Makineyi tamamen doldurunca veya tek parça kıyafeti makineye attığınızda ne kadar deterjan koyacağınızı bilemiyor olabilirsiniz. İşte tam bu noktada i-Dos Deterjan Tarama teknolojisi devreye giriyor. Siemens Home Connect üzerinden şişelerin barkodunu okutup su sertliği ve deterjan yoğunluğunu makineye iletiyor, i-Dos ise her yıkamada doğru miktarı otomatik olarak ayarlıyor. Üstelik Siemens Home Connect uygulaması, deterjan seviyesini takip ederek deterjanınız tükenmeden önce size haber veriyor. Tek yapmanız gereken uygulamayı telefonunuza yüklemek ve çamaşır makinenizi uygulamaya bağlamak. 

stainRemoval teknolojisi: Zorlu lekelerle inatlaşmayı unutun 

Çay, yağ, makyaj, çikolata lekeleri… Gün içinde fark etmeden üzerinize bulaşan lekeler artık kâbus olmaktan çıkıyor. Siemens iQ500 çamaşır makinesi ile stainRemoval teknolojisi devreye giriyor.

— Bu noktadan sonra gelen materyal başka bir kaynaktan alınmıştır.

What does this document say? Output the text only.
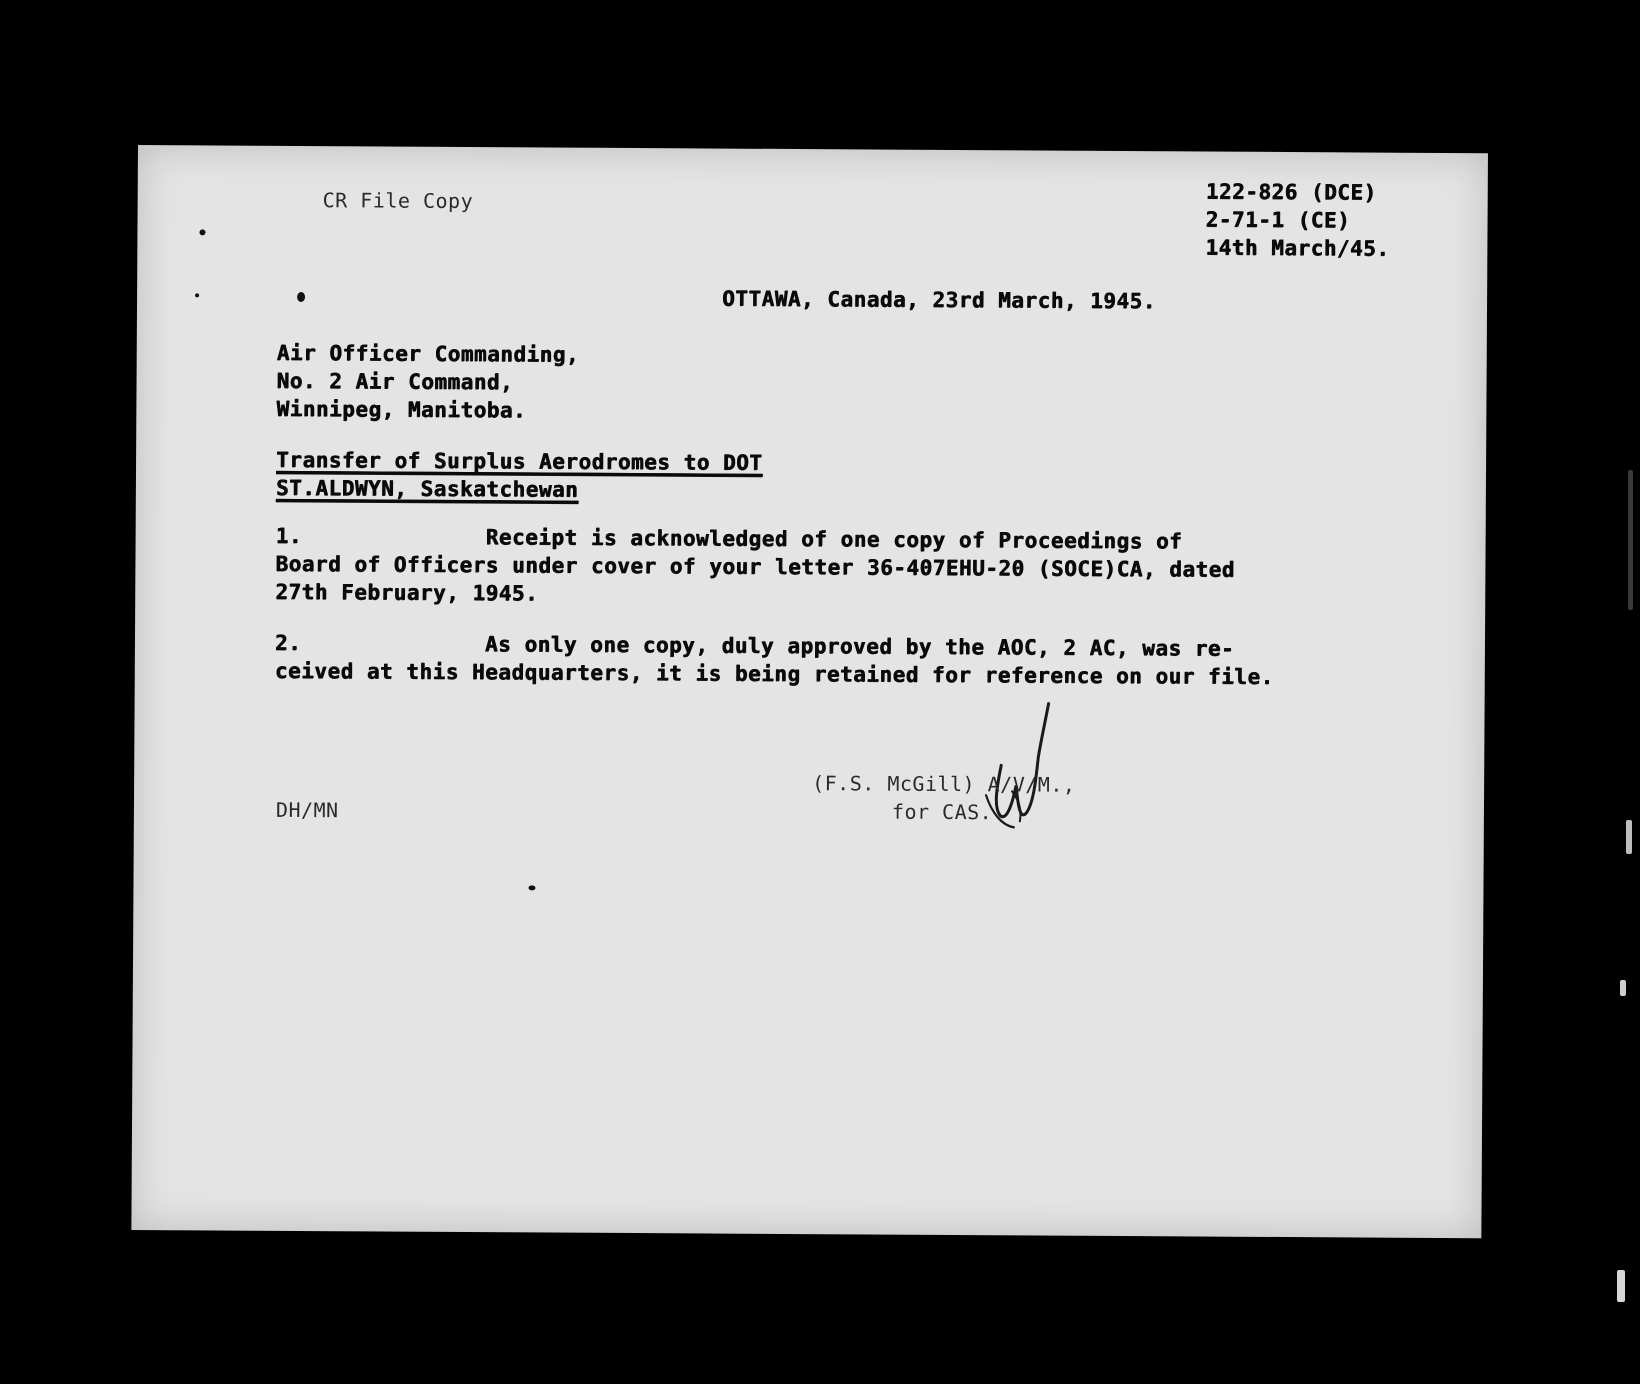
CR File Copy	122-826 (DCE)
2-71-1 (CE)
14th March/45.
OTTAWA, Canada, 23rd March, 1945.
Air Officer Commanding,
No. 2 Air Command,
Winnipeg, Manitoba.
Transfer of Surplus Aerodromes to DOT
ST.ALDWYN, Saskatchewan
1.	Receipt is acknowledged of one copy of Proceedings of
Board of Officers under cover of your letter 36-407EHU-20 (SOCE)CA, dated
27th February, 1945.
2.	As only one copy, duly approved by the AOC, 2 AC, was re-
ceived at this Headquarters, it is being retained for reference on our file.
(F.S. McGill) A/V/M.,
for CAS.
DH/MN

Tek bir dokunuşla çay, yağ, kozmetik veya günlük hayatta karşılaştığınız diğer zor lekeler için özel programları aktif edebilirsiniz. 

Siemens Home Connect uygulaması sayesinde daha fazla leke türünü ve bunlar için geliştirilmiş özel programları keşfetmek de mümkün. Yani sadece “lekeyi çıkar” demekle kalmıyor, sizin için en doğru yıkama programını da otomatik olarak öneriyor. Böylece hem lekelerle uğraşmak zorunda kalmıyor hem de giysilerinizin ömrünü koruyorsunuz. 

Artık çocuğunuza yemek yedirirken dökülen yemek lekeleri, kahve kazaları ya da mutfakta sıçrayan yağ lekeleri sizi endişelendirmiyor. stainRemoval, günlük hayatın getirdiği küçük sürprizlere karşı en güvenilir yardımcınız oluyor. 

Siemens iQ500 çamaşır ve kurutma makineleri, artık sadece kıyafetlerinizi temizleyen makineler değil; size zaman, konfor ve güven veren akıllı iş ortaklarınızdır. Ütüye harcadığınız vakti kendinize ayırın, lekelerle uğraşmayı unutun ve teknolojinin yaşam alanınıza uyumunun keyfini yaşayın.

*Bu yazı Siemens’in katkılarıyla hazırlanmıştır.